Die Antragsteller sind daher durch die bekämpfte Auflassung der gegenständlichen Gemeindestraßen ausschließlich in wirtschaftlicher Hinsicht betroffen. Unbeschadet der hier belanglosen Frage, ob im Rahmen einer aufrechten Widmung zum Gemeingebrauch entsprechende Nutzungsrechte abgeleitet werden können (vgl. VfSlg. 9309/1981), steht jedenfalls niemandem ein Recht auf Aufrechterhaltung des Gemeingebrauches an einer Straße zu. Auch die §§4, 13 und 15 des Tiroler Straßengesetzes, LGBl. 13/1989, vermitteln kein derartiges subjektives Recht eines Straßenbenützers. Wie der Verfassungsgerichtshof bereits in ähnlich gelagerten Fällen (vgl. vor allem VfSlg. 10423/1985 unter Hinweis auf VfSlg. 8060/1977 und 8670/1979) dargelegt hat, äußert die Auflassung eines öffentlichen Weges lediglich wirtschaftliche Auswirkungen auf die bisherigen Wegebenützer. Es handelt sich nur um faktische Reflexwirkungen von an die Allgemeinheit gerichteten Normen. Die Rechtssphäre der Antragsteller wird dadurch jedoch nicht berührt, weil die Zu- und Abfahrt zu und von ihren Liegenschaften nach wie vor gesichert ist und eine widmungsgemäße Nutzung der Grundstücke der Antragsteller durch die bekämpfte Verordnung (anders als in VfSlg. 9089/1981) nicht verhindert wird. Besondere Umstände, die es erlauben würden, einen aktuellen Eingriff in eine rechtliche geschützte Interessenssphäre anzunehmen, sind nicht zu erkennen (vgl. VfSlg. 8984/1980, 9089/1981 sowie 9309/1981 und die dort zitierte Judikatur). Die bis zur Erlassung der bekämpften Verordnung im Rahmen des Gemeingebrauches bestehende Möglichkeit, die Grundstücke auch über die nun aufgelassenen Wege zu erreichen, vermittelt den Antragstellern keine Rechtsposition, die der von ihnen dargelegten Betroffenheit Anerkennung im Rechtsbereich verschaffen würde.
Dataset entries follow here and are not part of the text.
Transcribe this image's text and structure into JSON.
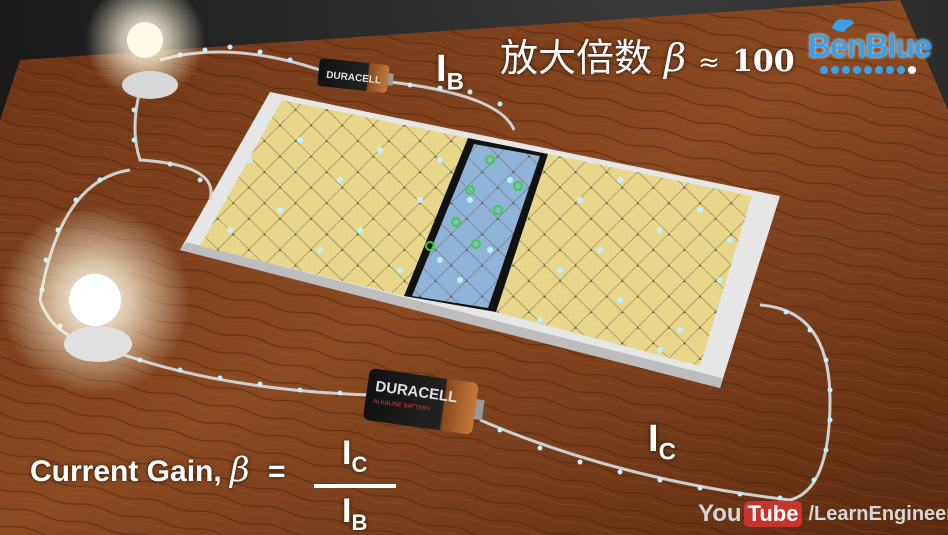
{
  "scene": {
    "battery_top_label": "DURACELL",
    "battery_bottom_label": "DURACELL",
    "battery_bottom_sublabel": "ALKALINE BATTERY"
  },
  "labels": {
    "ib_main": "I",
    "ib_sub": "B",
    "ic_main": "I",
    "ic_sub": "C",
    "gain_title_cn": "放大倍数",
    "gain_title_beta": "β",
    "gain_title_approx": "≈",
    "gain_title_value": "100",
    "formula_text": "Current Gain,",
    "formula_beta": "β",
    "formula_eq": "=",
    "frac_num_main": "I",
    "frac_num_sub": "C",
    "frac_den_main": "I",
    "frac_den_sub": "B"
  },
  "branding": {
    "logo_text": "BenBlue",
    "yt_you": "You",
    "yt_tube": "Tube",
    "yt_channel": "/LearnEngineering"
  },
  "colors": {
    "table_wood": "#7a3d1a",
    "n_region": "#e8d68a",
    "p_region": "#8fb3d9",
    "electron": "#bff0ff",
    "hole": "#3ad23a",
    "logo_blue": "#3aa0e8"
  }
}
Die Rechtssphäre der Antragsteller wird durch die bekämpfte Verordnung sohin nicht im Sinne des Art139 B-VG berührt.

Die Anträge waren daher mangels Legitimation der Antragsteller zurückzuweisen.

Dem anwaltlich vertretenen Gemeinderat der Gemeinde Kematen in Tirol waren die begehrten Kosten nicht zuzusprechen, weil ein Kostenersatz an die Behörde nach §61a VerfGG 1953 nicht vorgesehen ist (vgl. VfSlg. 11347/1987).
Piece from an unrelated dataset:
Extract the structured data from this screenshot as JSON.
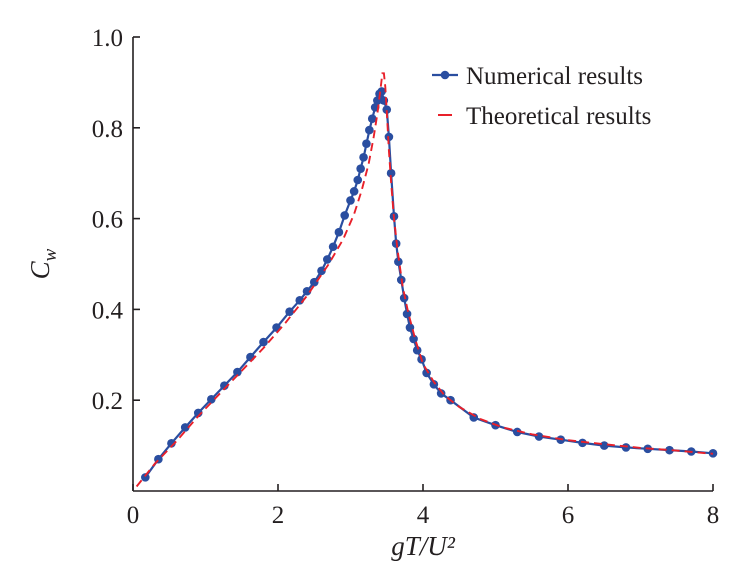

Diese Entscheidung konnte gemäß §19 Abs3 Z2 lite VerfGG 1953 ohne mündliche Verhandlung in nichtöffentlicher Sitzung getroffen werden.

Schlagworte

VfGH / Individualantrag, Straßenverwaltung, Gemeindestraße, Widmung (einer Straße), Gemeingebrauch (einer Straße), Rechte subjektive, Auflassung (einer Straße)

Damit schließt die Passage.